Ela fez uma cara de cinismo enquanto via a porta se fechar atrás dele então se virou para a conselheira.
-Conselheira...Estranho que não tenham mandado ninguém da segurança para me vigiar?
Deanna sorriu.
-Você é livre aqui dentro, lógico que vão pegar mais seu pé do que no dos outros, mas é livre e isso só mudará se você fizer por onde para desmerecer essa liberdade. Estou aqui para lhe mostrar seus aposentos. - ela fez um gesto simpático indicando a porta.
As duas saíram pêlos corredores.
-Definitivamente eu não entendo, - disse Sheila e respondendo a um olhar questionador de Troi continuou - Quer dizer, por que tenho liberdade aqui dentro, teoricamente eu já perdi o direito a minha liberdade. - Deanna continuou a olhar para ela - Quer dizer... Sinceramente eu não entendo.
-O programa o qual você faz parte agora, sugere que você pode ser, desculpe o termo, "re-aproveitável" em alguma sociedade do universo, resumindo, na Frota estelar.
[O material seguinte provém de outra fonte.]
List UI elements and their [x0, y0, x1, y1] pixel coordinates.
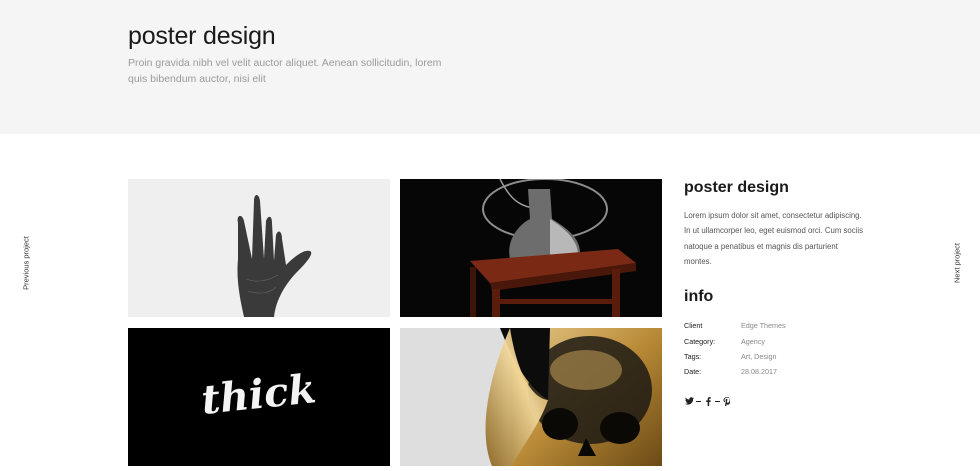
social-share — [684, 396, 732, 406]
project-description: Lorem ipsum dolor sit amet, consectetur … — [684, 211, 863, 266]
info-title: info — [684, 288, 714, 305]
separator — [715, 400, 720, 402]
thick-lettering-illustration: thick — [128, 328, 390, 466]
page-header: poster design Proin gravida nibh vel vel… — [0, 0, 980, 134]
separator — [696, 400, 701, 402]
info-value[interactable]: Agency — [741, 337, 765, 346]
info-label: Client — [684, 321, 703, 330]
info-value: 28.08.2017 — [741, 367, 777, 376]
fan-on-stool-illustration — [400, 179, 662, 317]
twitter-icon[interactable] — [684, 396, 694, 406]
project-title: poster design — [684, 179, 789, 196]
info-label: Date: — [684, 367, 702, 376]
pinterest-icon[interactable] — [722, 396, 732, 406]
info-value: Edge Themes — [741, 321, 786, 330]
previous-project-link[interactable]: Previous project — [22, 236, 31, 290]
hand-illustration — [128, 179, 390, 317]
info-label: Category: — [684, 337, 716, 346]
next-project-link[interactable]: Next project — [953, 243, 962, 283]
gallery-image-hand[interactable] — [128, 179, 390, 317]
gallery-image-skull[interactable] — [400, 328, 662, 466]
gallery-image-thick[interactable]: thick — [128, 328, 390, 466]
page-subtitle: Proin gravida nibh vel velit auctor aliq… — [128, 57, 442, 85]
gallery-image-fan[interactable] — [400, 179, 662, 317]
facebook-icon[interactable] — [703, 396, 713, 406]
info-value[interactable]: Art, Design — [741, 352, 777, 361]
skull-poster-illustration — [400, 328, 662, 466]
page-title: poster design — [128, 22, 276, 50]
info-label: Tags: — [684, 352, 702, 361]
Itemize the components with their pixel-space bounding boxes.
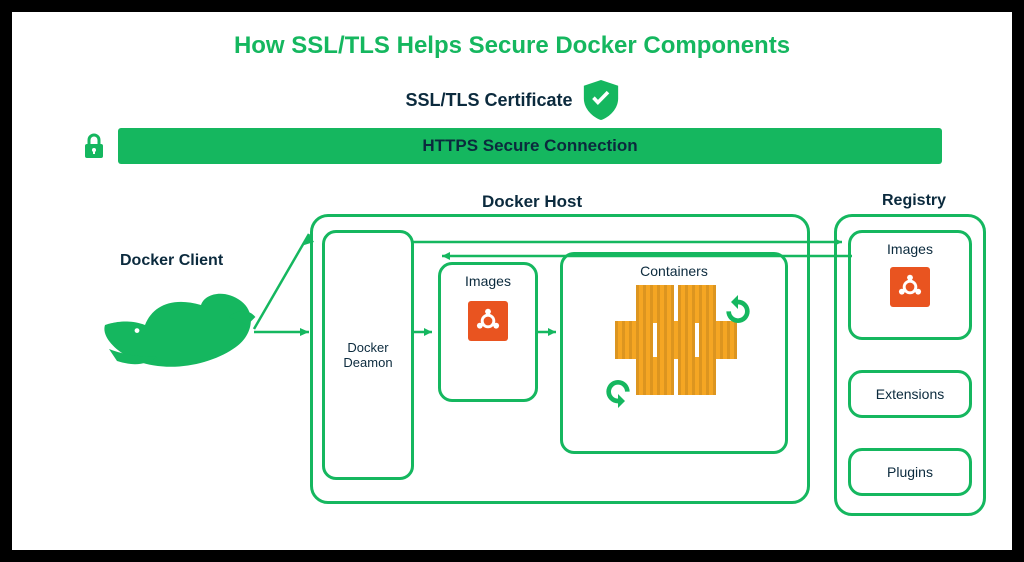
docker-client-label: Docker Client [120,252,223,270]
https-row: HTTPS Secure Connection [82,128,942,164]
images-label: Images [465,273,511,289]
container-hex-stack [584,285,764,435]
registry-images-box: Images [848,230,972,340]
arrow-client-to-daemon [254,324,324,342]
daemon-label-2: Deamon [343,355,392,370]
registry-extensions-box: Extensions [848,370,972,418]
extensions-label: Extensions [876,386,944,402]
shield-check-icon [583,80,619,120]
registry-label: Registry [882,192,946,210]
host-images-box: Images [438,262,538,402]
ubuntu-icon [890,267,930,307]
docker-whale-icon [97,279,257,379]
refresh-icon [604,380,632,408]
registry-images-label: Images [887,241,933,257]
refresh-icon [724,295,752,323]
certificate-label: SSL/TLS Certificate [405,90,572,111]
daemon-label-1: Docker [347,340,388,355]
ubuntu-icon [468,301,508,341]
diagram-frame: How SSL/TLS Helps Secure Docker Componen… [0,0,1024,562]
arrow-registry-to-host [412,248,852,266]
arrow-images-to-containers [536,324,566,342]
arrow-daemon-to-images [412,324,442,342]
https-bar: HTTPS Secure Connection [118,128,942,164]
plugins-label: Plugins [887,464,933,480]
registry-plugins-box: Plugins [848,448,972,496]
page-title: How SSL/TLS Helps Secure Docker Componen… [12,32,1012,60]
docker-host-label: Docker Host [482,192,582,212]
arrow-client-to-host-top [254,229,324,334]
containers-box: Containers [560,252,788,454]
certificate-row: SSL/TLS Certificate [12,80,1012,120]
docker-daemon-box: Docker Deamon [322,230,414,480]
lock-icon [82,132,106,160]
architecture-diagram: Docker Client Docker Host Docker Deamon … [12,174,1012,554]
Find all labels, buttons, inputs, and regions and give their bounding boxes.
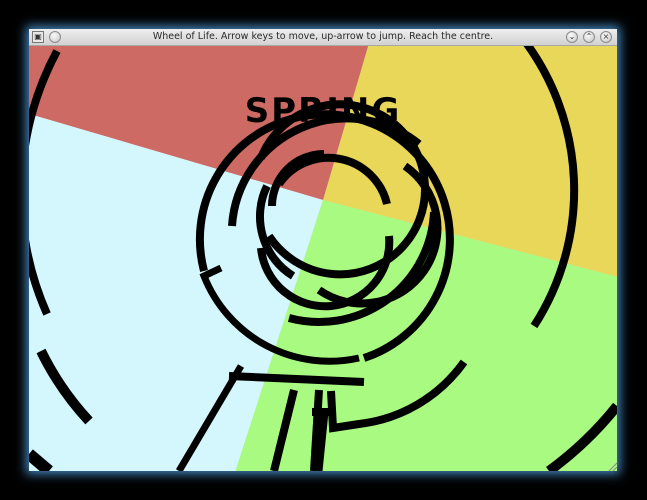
season-label: SPRING — [245, 91, 402, 131]
game-canvas[interactable]: SPRING — [29, 46, 617, 471]
resize-grip-icon[interactable] — [607, 461, 617, 471]
window-title: Wheel of Life. Arrow keys to move, up-ar… — [152, 31, 494, 42]
maximize-icon[interactable]: ⌃ — [583, 31, 595, 43]
title-bar[interactable]: ▣ Wheel of Life. Arrow keys to move, up-… — [29, 29, 617, 46]
game-window: ▣ Wheel of Life. Arrow keys to move, up-… — [29, 29, 617, 471]
minimize-icon[interactable]: ⌄ — [566, 31, 578, 43]
close-icon[interactable]: × — [600, 31, 612, 43]
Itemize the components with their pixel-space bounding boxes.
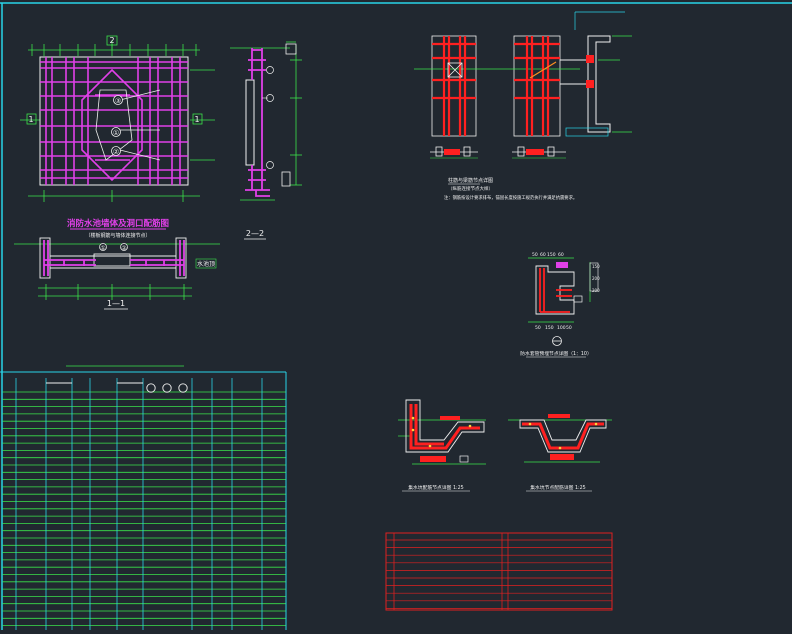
cad-drawing-canvas[interactable]: ③ ① ② 2 1 1 消防水池墙体及洞口配筋图 （楼板钢筋与墙体连接节点） 2…: [0, 0, 792, 630]
small-detail-side-3: 200: [592, 288, 600, 293]
trench-left-title: 集水坑配筋节点详图 1:25: [408, 484, 463, 491]
small-detail-side-2: 200: [592, 276, 600, 281]
section-marker-1: ①: [100, 245, 105, 252]
section-1-1-drawing[interactable]: ① ② 水池顶 1—1: [14, 237, 220, 367]
drawing-sheet[interactable]: ③ ① ② 2 1 1 消防水池墙体及洞口配筋图 （楼板钢筋与墙体连接节点） 2…: [0, 0, 792, 630]
table-circle-2: [162, 383, 172, 393]
main-elevation-subtitle: （楼板钢筋与墙体连接节点）: [85, 232, 150, 239]
section-label-1-right: 1: [194, 115, 199, 124]
column-joint-details[interactable]: 柱筋与梁筋节点详图 （纵筋连接节点大样） 注：钢筋按设计要求排布，锚固长度按施工…: [414, 11, 632, 201]
marker-2: ②: [113, 148, 119, 156]
table-circle-1: [146, 383, 156, 393]
section-2-2-drawing[interactable]: 2—2: [230, 41, 302, 240]
marker-3: ③: [115, 97, 121, 105]
small-detail-side-1: 150: [592, 264, 600, 269]
column-detail-note: 注：钢筋按设计要求排布，锚固长度按施工规范执行并满足抗震要求。: [444, 194, 577, 201]
title-block-table[interactable]: [385, 532, 613, 611]
small-detail-dim-bottom-3: 100: [557, 325, 566, 331]
main-elevation-title: 消防水池墙体及洞口配筋图: [67, 218, 169, 229]
section-1-1-label: 1—1: [107, 299, 125, 308]
small-detail-title: 防水套管预埋节点详图（1：10）: [520, 350, 592, 357]
small-detail-dim-top-3: 150: [547, 252, 556, 258]
material-schedule-table[interactable]: [1, 378, 287, 630]
sump-pit-detail-right[interactable]: 集水坑节点配筋详图 1:25: [508, 414, 612, 492]
column-detail-title: 柱筋与梁筋节点详图: [448, 177, 493, 184]
column-detail-subtitle: （纵筋连接节点大样）: [448, 185, 493, 192]
section-label-2-top: 2: [109, 36, 114, 45]
small-detail-dim-top-1: 50: [532, 252, 538, 258]
section-2-2-label: 2—2: [246, 229, 264, 238]
small-detail-dim-bottom-2: 150: [545, 325, 554, 331]
small-detail-dim-bottom-1: 50: [535, 325, 541, 331]
section-label-1-left: 1: [28, 115, 33, 124]
sleeve-detail-drawing[interactable]: 50 60 150 60 50 150 100 50 150 200 200 防…: [520, 252, 600, 358]
marker-1: ①: [113, 129, 119, 137]
small-detail-dim-bottom-4: 50: [566, 325, 572, 331]
table-circle-3: [178, 383, 188, 393]
small-detail-dim-top-4: 60: [558, 252, 564, 258]
trench-right-title: 集水坑节点配筋详图 1:25: [530, 484, 585, 491]
small-detail-dim-top-2: 60: [540, 252, 546, 258]
sump-pit-detail-left[interactable]: 集水坑配筋节点详图 1:25: [398, 399, 486, 492]
section-marker-2: ②: [121, 245, 127, 252]
wall-elevation-drawing[interactable]: ③ ① ② 2 1 1 消防水池墙体及洞口配筋图 （楼板钢筋与墙体连接节点）: [20, 35, 215, 239]
section-1-1-side-note: 水池顶: [197, 260, 215, 268]
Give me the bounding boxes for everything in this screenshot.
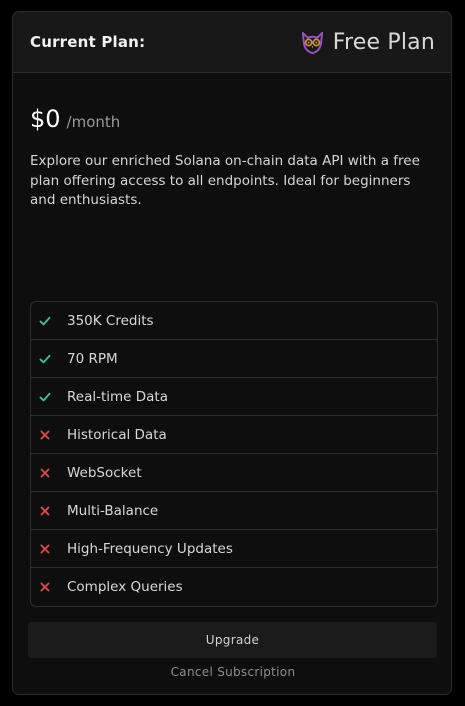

Lógico que não vão forçar você a se integrar na Frota, mas, tirar você da sociedade em que não deu certo e colocá-la dentro de uma nave estelar já é um grande empurrão.
Sheila riu da idéia.
-Eu, na Frota estelar... Não aprecio a idéia.
-Bem, então por que veio para uma nave estelar?
-Eu estou cumprindo pena, conselheira, em nenhum momento achei que isso fosse ser agradável.
Troi olhava questionadora para a outra, tinha algo estranho nela que a conselheira não conseguia identificar. Sua mente parecia fugir de algo e, ao mesmo tempo, parecia correr atrás da mesma coisa.
-Essa sua decisão não tem haver com a presença de seu irmão na nave?
A mais nova não esperava a pergunta e não gostou dela também, mas ao encarar a betazóite encontrou paz em seu olhar. Não tinha encarado Deanna ainda por isso não havia sentido nada antes, mas a primeira impressão que teve foi o suficiente para ela reconsiderar a resposta bastante grossa que estava na ponta de sua língua.
Troi viu um leve sorriso se abrir na boca de Sheila.
-Quem sabe, conselheira? - disse em resposta a questão - Quem sabe?